Thursday, June 16, 2011

Thanks All

I just want to say thanks to everyone out there in blogland who have encouraged us along and helped us make the decision to move forward. NO, we don't know each other but I feel like we do. There's something about sharing an experience together and it doesn't matter if you're the best of friends or have never laid eyes on each other. The shared experience is what bonds you.

So I'm just very grateful for the support we have. It really does make us not want to give up. We appreciate you all!

D and B

Saturday, June 11, 2011

Low Betas

Well we had super low betas that should have been near 1,000 and they were only 89 and 79, and declining. Our surro was told she had a blighted ovum, which I've read is a very common reason for miscarriage in early pregnancy. We have to wait a little over a month before trying again. Ugh...onward!

Wednesday, June 8, 2011

Be careful what you wish for...thanks mom!

Our surro just called and the good news is that there is a gestational sac that showed up in the ultrasound, and that sac was implanted in her uterus. No blood in her cervix, so that's good. I'm so glad our embryo knew where to lay down for his/her nine month nap! That's a good start. The doctor said they usually like to see a round sac and this one was not totally round, but that wasn't of too much concern at this point. No fetal pole was spotted but it's still very early at 5 weeks, 1 day.

M called as she was going to get some beta tests, which I mentioned in my last post that we were NOT going to get because we didn't do IVF. My mother always said "be careful what you wish for"...because I had secretly wanted the betas to tell me how things were progressing. I've never been good at waiting -- I was the kid that opened his presents the day before Christmas and then rewrapped them to open the next day. I had to be a real good actor when I was plopped in front of my big family when opening them on Christmas Day. I'm TERRIBLE, and hopefully someone isn't punishing me now for that very childish thing I did 40 years ago. We'll have beta results by the end of the day, and then another test on Friday. As everyone knows, HCG levels in the blood should double every 48 hours so we are hoping for a number around 500 or higher today and then something double that on Friday.

One thing I don't want is a blood pressure test right now. I am sure it's through the roof. Mary said I should have a beer for breakfast.

Be careful what you wish for.

Spotting...Ugh.

I'm really hoping that this isn't the kind of pregnancy where I'm posting every day for nine months. I woke up early as I have been for the past couple weeks and I had two emails from our surro. She was spotting, not bright red, and no cramping, but she was going to the doctor this morning to see what was up. This happened with her previous pregnancy and she went full term and delivered a beautiful baby girl, so it can be expected. But I want uneventful, people. None of this playing with my emotions stuff. I know this is good prep for parenthood but I think we've done the prep work, send me the baby already. Ok, ok...so she is literally having the ultrasound right now, hopefully in the best cast we'll see a fetal pole and a gestational sac. Think good thoughts for our little one and surro. I'll let you know how it goes.

xx

Tuesday, June 7, 2011

Getting darker...5 weeks today!!!

Today we got a pretty dark HPT and the line was almost as dark as the control line. Our surro was guessing (very unscientfically, of course) that her HCG was probably close to 1,000. Unfortunately since we are not doing IVF we don't have routine HCG tests, only if things are suspected to be going badly (so I don't want them!). Even the appointment scheduled for two weeks from today is an ultrasound and some bloodwork but no HCG. That's ok...we are so looking forward to seeing the u/s...I know you can't see much but to get a "head count" and just see what's going on in there will be very exciting. Hoping all goes well. Fingers still crossed.
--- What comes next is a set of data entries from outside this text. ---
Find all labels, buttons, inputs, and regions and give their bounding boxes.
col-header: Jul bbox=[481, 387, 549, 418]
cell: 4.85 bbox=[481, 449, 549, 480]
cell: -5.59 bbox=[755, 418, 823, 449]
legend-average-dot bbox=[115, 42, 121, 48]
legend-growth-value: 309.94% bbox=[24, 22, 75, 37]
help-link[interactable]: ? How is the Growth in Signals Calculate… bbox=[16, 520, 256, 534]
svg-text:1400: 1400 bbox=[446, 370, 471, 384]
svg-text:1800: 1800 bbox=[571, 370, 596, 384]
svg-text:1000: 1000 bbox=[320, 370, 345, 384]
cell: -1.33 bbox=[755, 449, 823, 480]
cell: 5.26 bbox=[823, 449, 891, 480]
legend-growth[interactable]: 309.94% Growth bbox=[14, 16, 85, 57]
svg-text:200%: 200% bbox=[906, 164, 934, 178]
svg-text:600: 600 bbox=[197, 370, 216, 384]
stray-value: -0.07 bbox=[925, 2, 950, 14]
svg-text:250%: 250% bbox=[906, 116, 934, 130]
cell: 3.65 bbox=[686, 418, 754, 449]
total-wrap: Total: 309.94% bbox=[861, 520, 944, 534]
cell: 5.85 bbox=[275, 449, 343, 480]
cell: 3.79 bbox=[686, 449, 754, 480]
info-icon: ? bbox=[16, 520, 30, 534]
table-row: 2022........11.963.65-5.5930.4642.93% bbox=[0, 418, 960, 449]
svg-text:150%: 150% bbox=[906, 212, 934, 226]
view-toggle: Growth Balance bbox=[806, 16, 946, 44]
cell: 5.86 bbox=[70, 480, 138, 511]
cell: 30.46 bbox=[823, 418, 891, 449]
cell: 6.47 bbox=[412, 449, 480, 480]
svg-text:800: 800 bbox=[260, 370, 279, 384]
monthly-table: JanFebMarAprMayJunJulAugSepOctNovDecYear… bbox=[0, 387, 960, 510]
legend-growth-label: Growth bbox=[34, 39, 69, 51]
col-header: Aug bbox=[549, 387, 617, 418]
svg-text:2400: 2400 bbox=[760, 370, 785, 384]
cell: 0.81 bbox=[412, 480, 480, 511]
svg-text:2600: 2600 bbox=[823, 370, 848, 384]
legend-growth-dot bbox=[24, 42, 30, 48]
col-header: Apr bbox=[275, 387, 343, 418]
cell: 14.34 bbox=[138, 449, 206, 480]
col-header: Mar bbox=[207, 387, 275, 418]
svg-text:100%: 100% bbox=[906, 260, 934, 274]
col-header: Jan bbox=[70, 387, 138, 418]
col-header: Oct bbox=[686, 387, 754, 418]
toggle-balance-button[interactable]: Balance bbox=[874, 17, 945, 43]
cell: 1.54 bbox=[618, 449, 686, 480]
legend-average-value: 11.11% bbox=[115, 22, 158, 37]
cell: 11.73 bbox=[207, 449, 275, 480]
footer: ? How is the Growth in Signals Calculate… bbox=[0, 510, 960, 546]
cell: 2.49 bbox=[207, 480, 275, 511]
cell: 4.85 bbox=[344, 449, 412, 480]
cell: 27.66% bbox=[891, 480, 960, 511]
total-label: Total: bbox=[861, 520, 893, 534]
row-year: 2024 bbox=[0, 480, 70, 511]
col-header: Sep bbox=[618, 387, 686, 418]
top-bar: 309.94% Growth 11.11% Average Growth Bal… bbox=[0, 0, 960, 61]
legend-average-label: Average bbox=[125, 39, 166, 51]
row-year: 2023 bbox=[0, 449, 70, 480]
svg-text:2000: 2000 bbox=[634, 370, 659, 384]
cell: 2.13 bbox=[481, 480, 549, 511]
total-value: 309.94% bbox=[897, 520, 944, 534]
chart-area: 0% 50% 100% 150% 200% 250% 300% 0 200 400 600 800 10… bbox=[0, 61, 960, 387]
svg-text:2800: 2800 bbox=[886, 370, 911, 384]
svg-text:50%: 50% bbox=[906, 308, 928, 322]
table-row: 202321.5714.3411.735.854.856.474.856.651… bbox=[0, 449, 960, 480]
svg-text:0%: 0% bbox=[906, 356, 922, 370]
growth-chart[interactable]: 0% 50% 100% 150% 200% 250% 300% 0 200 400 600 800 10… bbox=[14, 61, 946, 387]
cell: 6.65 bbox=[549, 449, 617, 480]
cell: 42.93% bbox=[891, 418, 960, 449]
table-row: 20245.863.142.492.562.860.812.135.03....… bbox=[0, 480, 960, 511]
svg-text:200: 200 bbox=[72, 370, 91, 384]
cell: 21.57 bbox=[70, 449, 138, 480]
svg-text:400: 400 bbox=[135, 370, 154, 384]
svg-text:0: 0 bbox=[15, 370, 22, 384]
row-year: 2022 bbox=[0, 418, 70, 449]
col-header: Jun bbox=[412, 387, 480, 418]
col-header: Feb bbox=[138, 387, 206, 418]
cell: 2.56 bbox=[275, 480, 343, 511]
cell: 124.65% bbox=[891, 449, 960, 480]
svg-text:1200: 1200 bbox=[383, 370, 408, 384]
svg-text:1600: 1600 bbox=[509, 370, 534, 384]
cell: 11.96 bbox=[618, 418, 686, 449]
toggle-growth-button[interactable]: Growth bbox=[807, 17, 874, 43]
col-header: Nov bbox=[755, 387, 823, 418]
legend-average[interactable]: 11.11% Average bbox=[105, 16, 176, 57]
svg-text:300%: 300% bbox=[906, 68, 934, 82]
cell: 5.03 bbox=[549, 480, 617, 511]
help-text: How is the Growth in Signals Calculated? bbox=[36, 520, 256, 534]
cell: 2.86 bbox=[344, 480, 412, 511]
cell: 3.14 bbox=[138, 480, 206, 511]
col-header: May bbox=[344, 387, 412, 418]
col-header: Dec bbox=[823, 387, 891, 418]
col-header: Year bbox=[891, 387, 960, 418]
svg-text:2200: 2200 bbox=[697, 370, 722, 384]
And if you wanted to see the dark test, here is the photo. YIPPPPEEEEE!!!!

My mother



Today would have been my mother's 80th birthday. Since she passed away in January 2001, I don't think a day has passed that I haven't thought about her in some way.
When I visited Florence in the mid 90s I remember taking a photo of this sculpture at the Academia (where Michelangelo's David is) and framing it for my mom. I am not sure what the title of the piece is but it just reminded me of the undying devotion a child has for their mother. I miss her so much. And wish she could see all that is happening in my life. I LOVE YOU MOM.